Les allées mènent à une grande pelouse centrale de 730 mètres carrés accessible au public. Le jardin sera clos par une grille de 2 mètres de hauteur qui correspond à la hauteur habituellement retenue pour les jardins à Paris.
Le programme prévoit, à l'intérieur du jardin, séparés par d'épais massifs, des espaces de jeux d'enfants (300 mètres carrés et non pas 250 mètres carrés) et des espaces plus calmes ou de promenade. Un kiosque de garde sera implanté dans l'enceinte du jardin.
S'agissant de la chapelle, son implantation à l'angle sud-ouest du jardin face à la place Jean-Vilar, sa faible volumétrie et son architecture permettent une bonne insertion dans le coeur du quartier.
Par ailleurs, la création et le programme du jardin ont été approuvés par le Conseil d'arrondissement le 28 janvier 1997 conformément à l'article 10 de la loi P.M.L.
La S.E.M.A.P.A. a adressé le 6 juin 1997 aux associations et personnes qualifiées, membres du Comité permanent de concertation, un document d'information sur le projet d'aménagement de ce jardin.

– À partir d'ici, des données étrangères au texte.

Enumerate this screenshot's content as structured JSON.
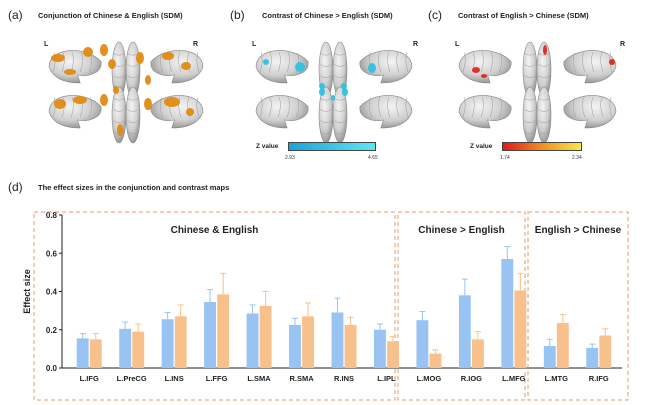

Ce projet avait déjà fait l'objet d'une présentation dans les publications de la S.E.M.A.P.A. - Chroniques juin 1995, et le journal de Paris-Rive gauche - mars 1997, tous deux largement diffusés.
L'appel d'offres pour les travaux du jardin a fait l'objet d'une délibération du Conseil de Paris en sa séance du 9 juin 1997.
Le calendrier de cet aménagement prévoit un démarrage des travaux au mois d'octobre, pour permettre des plantations pendant la période de repos végétatif, en vue d'une ouverture au public au mois de septembre 1998. A cet égard, il faut souligner qu'une révision d'ensemble du projet retarderait de plusieurs mois la livraison de cet équipement public qui doit accompagner la livraison de 440 logements, dont une grande partie est déjà réalisée, et d'une école.